# above ground pools



## STARBABY (Apr 12, 2012)

was asked to drain and remove a large pool for $300!
was told this is what all there vendors were doing it for.(ya right)


myself I may drain for that!


----------



## Guest (Mar 6, 2012)

LOL been there done that last week.

12 feet wide by 24 feet long above ground pool.Told me bid approval was for $400.00 and I said not by me.

I think HUD pays more than that but not sure I have been getting between $600.00 and $800.00 and still not worth the time and hassle


----------



## Guest (Mar 6, 2012)

And they will want the depression filled too?


----------



## Guest (Mar 6, 2012)

yes they will Fremont.The brothers are famous for that


----------



## Guest (Mar 6, 2012)

FremontREO said:


> And they will want the depression filled too?


Ya have been asked that in the past. I have done alot of pool removals and the cheaps I have ever done was for $700 after discount.


----------



## Guest (Mar 6, 2012)

I was trapped by AMS on HUD home for $600.00 never again.


----------



## Guest (Mar 6, 2012)

Amen brothers! No way would I even think about it those prices. Price of dirt and the delivery surcharges anymore are more the $300 alone. 

Good luck


----------



## mtmtnman (May 1, 2012)

Damn i am glad we don't see pools up here!!!!


----------



## SwiftRes (Apr 12, 2012)

We did one a couple winters ago. Still was maybe 6" of water or better in the bottom of the above ground pool, they insisted on removal. Can't remember how much I got approval for. I never thought I'd have to purchase pick axe's for my guys, and it was the first and last time we've ever used them.


----------



## Guest (Mar 6, 2012)

SwiftRes said:


> We did one a couple winters ago. Still was maybe 6" of water or better in the bottom of the above ground pool, they insisted on removal. Can't remember how much I got approval for. I never thought I'd have to purchase pick axe's for my guys, and it was the first and last time we've ever used them.

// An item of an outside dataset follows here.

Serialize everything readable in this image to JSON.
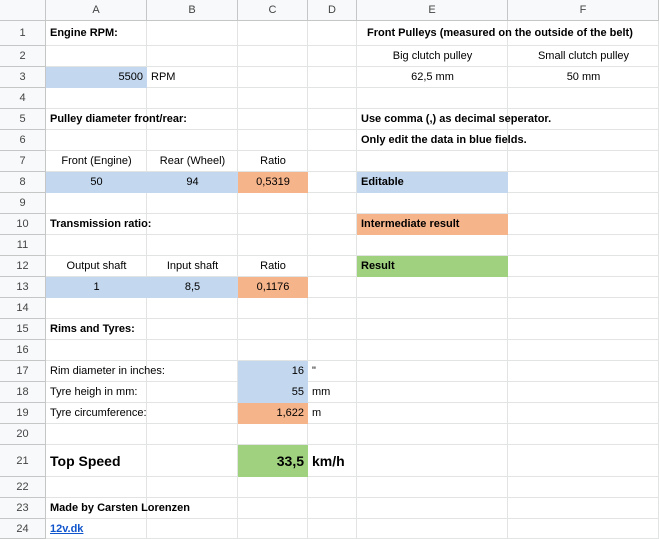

Did one 2 winters ago. Was full of water(ice)18' round $2500 chop down and haul away.:clap:


----------



## SwiftRes (Apr 12, 2012)

Ouch. That's some ice. 



mbobbish734 said:


> Did one 2 winters ago. Was full of water(ice)18' round $2500 chop down and haul away.:clap:


----------



## Guest (Mar 6, 2012)

SwiftRes said:


> Ouch. That's some ice.


Three guys with axes for about 4 hrs. Wish I took more pics it was for an agent. Ice was there till may.


----------



## mtmtnman (May 1, 2012)

Chainsaws are a LOT less work on ice. I use one i found in a repo on plow burms that are frozen solid..............


----------



## SwiftRes (Apr 12, 2012)

That sentence right there makes me glad I don't plow snow.



mtmtnman said:


> I use one i found in a repo on plow burms that are frozen solid..............


----------



## mtmtnman (May 1, 2012)

SwiftRes said:


> That sentence right there makes me glad I don't plow snow.


I'll plow over mowing any day. That said i have the proper equipment. Vee plow on my truck, ATV with plow, Multiple walk behind blowers and a 30HP utility tractor with a loader and a 60" PTO powered blower. Unfortunately i am 20K behind on snow removal this winter due to lack of snow!!!


----------



## GTX63 (Apr 12, 2012)

Depending on who the National is, you could just deny it and either "all their other vendors" will jump on it, or they will call you back.
They counter with $325.
You counter with $700.
They counter with $330.
You counter with $725.
They say final offer is $330.
You agree that final offer is $750.


----------



## thanohano44 (Aug 5, 2012)

FremontREO said:


> And they will want the depression filled too?


Isn't that HUD standard?


----------



## thanohano44 (Aug 5, 2012)

GTX63 said:


> Depending on who the National is, you could just deny it and either "all their other vendors" will jump on it, or they will call you back.
> They counter with $325.
> You counter with $700.
> They counter with $330.
> ...


Yup


----------



## Guest (Mar 10, 2012)

I went by property yesterday and the pool was gone. I guess there are some out there that will work for nothing.to bad they left the pump and sand container behind:whistling


----------